İşte tam da bu yüzden “Orta Doğu” artık yalnızca bir coğrafya adı değil, bir vicdan testidir. Sınırları dağlarla, çöllerle değil; suskunluklarla, ikiyüzlülüklerle çizilir. İsrail’in Gazze’deki vahşetine karşı çıkmayan her devlet, her kurum, her başkent bu yeni “Orta Doğu”nun parçasıdır. Ama aynı şekilde, dünyanın herhangi bir yerinde vicdanını ortaya koyan, zulme karşı sesini yükselten her birey de bu sınırların dışına çıkıp insanlığın onurlu cephesine katılır.
Bizler bu kavramı bir utanç duvarına çeviriyor ve dünyaya tarihî bir soru yöneltiyoruz: “Sen neredeydin?” Zira daha önce olaylar, trajediler yaşanıp bittikten sonra haberdar olan insanlık; şimdi soykırımı 4K çözünürlüklü bir canlı yayından seyretme “sorumluluğuna” sahipler.
Bundan sonra haritaların değil, vicdanların kırılma noktasına “Orta Doğu” diyeceğiz. Çünkü gerçek coğrafya, yeryüzünün değil; insanlığın kayıp bir bölgesinin adıdır. Bu dönüşüm yalnızca kelimelerle sınırlı kalmamalı; boykotlarla, dayanışma ağlarıyla ve eylemlerle desteklenmelidir.
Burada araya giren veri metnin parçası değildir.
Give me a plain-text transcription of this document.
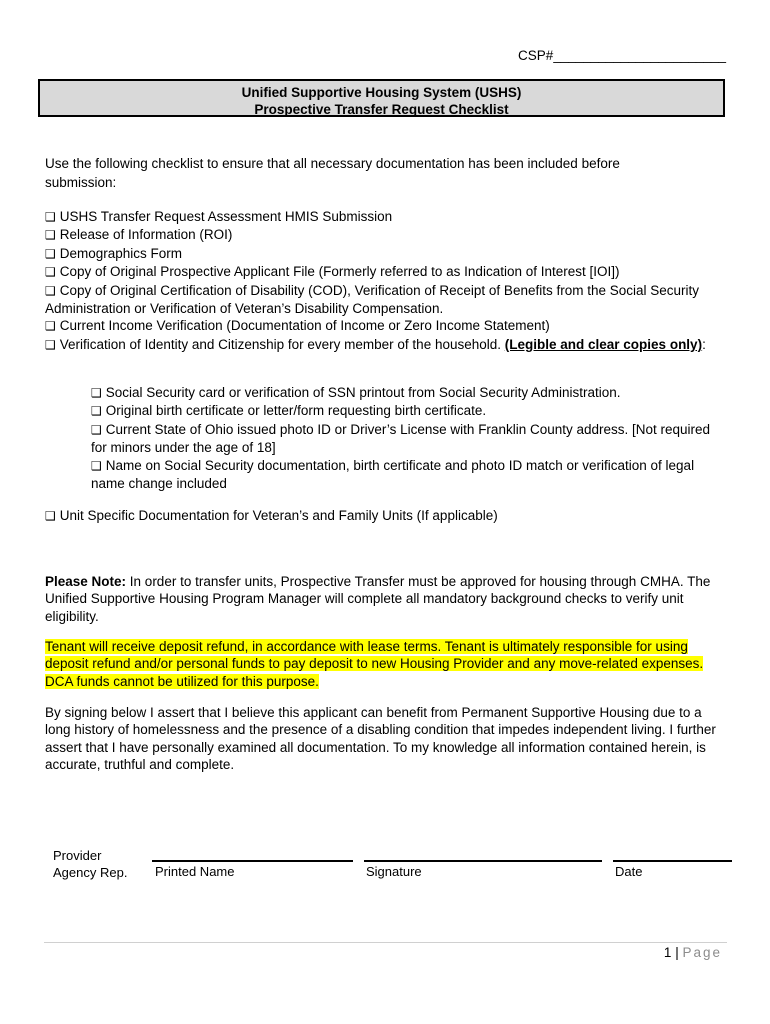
CSP#_______________________
Unified Supportive Housing System (USHS)
Prospective Transfer Request Checklist
Use the following checklist to ensure that all necessary documentation has been included before submission:
❑ USHS Transfer Request Assessment HMIS Submission
❑ Release of Information (ROI)
❑ Demographics Form
❑ Copy of Original Prospective Applicant File (Formerly referred to as Indication of Interest [IOI])
❑ Copy of Original Certification of Disability (COD), Verification of Receipt of Benefits from the Social Security Administration or Verification of Veteran’s Disability Compensation.
❑ Current Income Verification (Documentation of Income or Zero Income Statement)
❑ Verification of Identity and Citizenship for every member of the household. (Legible and clear copies only):
❑ Social Security card or verification of SSN printout from Social Security Administration.
❑ Original birth certificate or letter/form requesting birth certificate.
❑ Current State of Ohio issued photo ID or Driver’s License with Franklin County address. [Not required for minors under the age of 18]
❑ Name on Social Security documentation, birth certificate and photo ID match or verification of legal name change included
❑ Unit Specific Documentation for Veteran’s and Family Units (If applicable)
Please Note: In order to transfer units, Prospective Transfer must be approved for housing through CMHA. The Unified Supportive Housing Program Manager will complete all mandatory background checks to verify unit eligibility.
Tenant will receive deposit refund, in accordance with lease terms. Tenant is ultimately responsible for using deposit refund and/or personal funds to pay deposit to new Housing Provider and any move-related expenses. DCA funds cannot be utilized for this purpose.
By signing below I assert that I believe this applicant can benefit from Permanent Supportive Housing due to a long history of homelessness and the presence of a disabling condition that impedes independent living. I further assert that I have personally examined all documentation. To my knowledge all information contained herein, is accurate, truthful and complete.
Provider
Agency Rep. Printed Name	Signature	Date
1 | Page
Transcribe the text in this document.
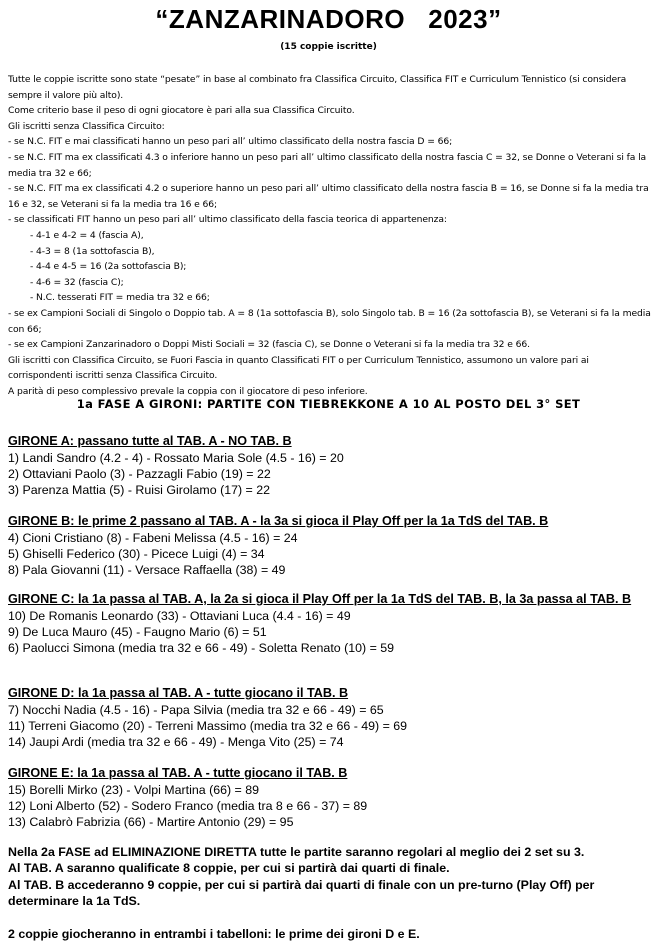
“ZANZARINADORO   2023”
(15 coppie iscritte)

Tutte le coppie iscritte sono state “pesate” in base al combinato fra Classifica Circuito, Classifica FIT e Curriculum Tennistico (si considera sempre il valore più alto).

Come criterio base il peso di ogni giocatore è pari alla sua Classifica Circuito.

Gli iscritti senza Classifica Circuito:

- se N.C. FIT e mai classificati hanno un peso pari all’ ultimo classificato della nostra fascia D = 66;

- se N.C. FIT ma ex classificati 4.3 o inferiore hanno un peso pari all’ ultimo classificato della nostra fascia C = 32, se Donne o Veterani si fa la media tra 32 e 66;

- se N.C. FIT ma ex classificati 4.2 o superiore hanno un peso pari all’ ultimo classificato della nostra fascia B = 16, se Donne si fa la media tra 16 e 32, se Veterani si fa la media tra 16 e 66;

- se classificati FIT hanno un peso pari all’ ultimo classificato della fascia teorica di appartenenza:

- 4-1 e 4-2 = 4 (fascia A),

- 4-3 = 8 (1a sottofascia B),

- 4-4 e 4-5 = 16 (2a sottofascia B);

- 4-6 = 32 (fascia C);

- N.C. tesserati FIT = media tra 32 e 66;

- se ex Campioni Sociali di Singolo o Doppio tab. A = 8 (1a sottofascia B), solo Singolo tab. B = 16 (2a sottofascia B), se Veterani si fa la media con 66;

- se ex Campioni Zanzarinadoro o Doppi Misti Sociali = 32 (fascia C), se Donne o Veterani si fa la media tra 32 e 66.

Gli iscritti con Classifica Circuito, se Fuori Fascia in quanto Classificati FIT o per Curriculum Tennistico, assumono un valore pari ai corrispondenti iscritti senza Classifica Circuito.

A parità di peso complessivo prevale la coppia con il giocatore di peso inferiore.

1a FASE A GIRONI: PARTITE CON TIEBREKKONE A 10 AL POSTO DEL 3° SET
GIRONE A: passano tutte al TAB. A - NO TAB. B

1) Landi Sandro (4.2 - 4) - Rossato Maria Sole (4.5 - 16) = 20

2) Ottaviani Paolo (3) - Pazzagli Fabio (19) = 22

3) Parenza Mattia (5) - Ruisi Girolamo (17) = 22

GIRONE B: le prime 2 passano al TAB. A - la 3a si gioca il Play Off per la 1a TdS del TAB. B

4) Cioni Cristiano (8) - Fabeni Melissa (4.5 - 16) = 24

5) Ghiselli Federico (30) - Picece Luigi (4) = 34

8) Pala Giovanni (11) - Versace Raffaella (38) = 49

GIRONE C: la 1a passa al TAB. A, la 2a si gioca il Play Off per la 1a TdS del TAB. B, la 3a passa al TAB. B

10) De Romanis Leonardo (33) - Ottaviani Luca (4.4 - 16) = 49

9) De Luca Mauro (45) - Faugno Mario (6) = 51

6) Paolucci Simona (media tra 32 e 66 - 49) - Soletta Renato (10) = 59

GIRONE D: la 1a passa al TAB. A - tutte giocano il TAB. B

7) Nocchi Nadia (4.5 - 16) - Papa Silvia (media tra 32 e 66 - 49) = 65

11) Terreni Giacomo (20) - Terreni Massimo (media tra 32 e 66 - 49) = 69

14) Jaupi Ardi (media tra 32 e 66 - 49) - Menga Vito (25) = 74

GIRONE E: la 1a passa al TAB. A - tutte giocano il TAB. B

15) Borelli Mirko (23) - Volpi Martina (66) = 89

12) Loni Alberto (52) - Sodero Franco (media tra 8 e 66 - 37) = 89

13) Calabrò Fabrizia (66) - Martire Antonio (29) = 95

Nella 2a FASE ad ELIMINAZIONE DIRETTA tutte le partite saranno regolari al meglio dei 2 set su 3.

Al TAB. A saranno qualificate 8 coppie, per cui si partirà dai quarti di finale.

Al TAB. B accederanno 9 coppie, per cui si partirà dai quarti di finale con un pre-turno (Play Off) per determinare la 1a TdS.

2 coppie giocheranno in entrambi i tabelloni: le prime dei gironi D e E.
Gelecek nesiller, bu yeniden tanımlamayı özgürleşme mücadelesinin bir mihenk taşı olarak hatırlayacaktır.
O gün geldiğinde, “Orta Doğu” artık bir zulmün adı değil; insanlığın adaletle yeniden doğduğu yerin adı olacaktır. İşte o gün, sömürgecilerin masa başında çizdiği sınırlar değil, mazlumların kanıyla yoğrulmuş hakikat belirleyici olacak; adalet, bu coğrafyanın yeni adı hâline gelecektir.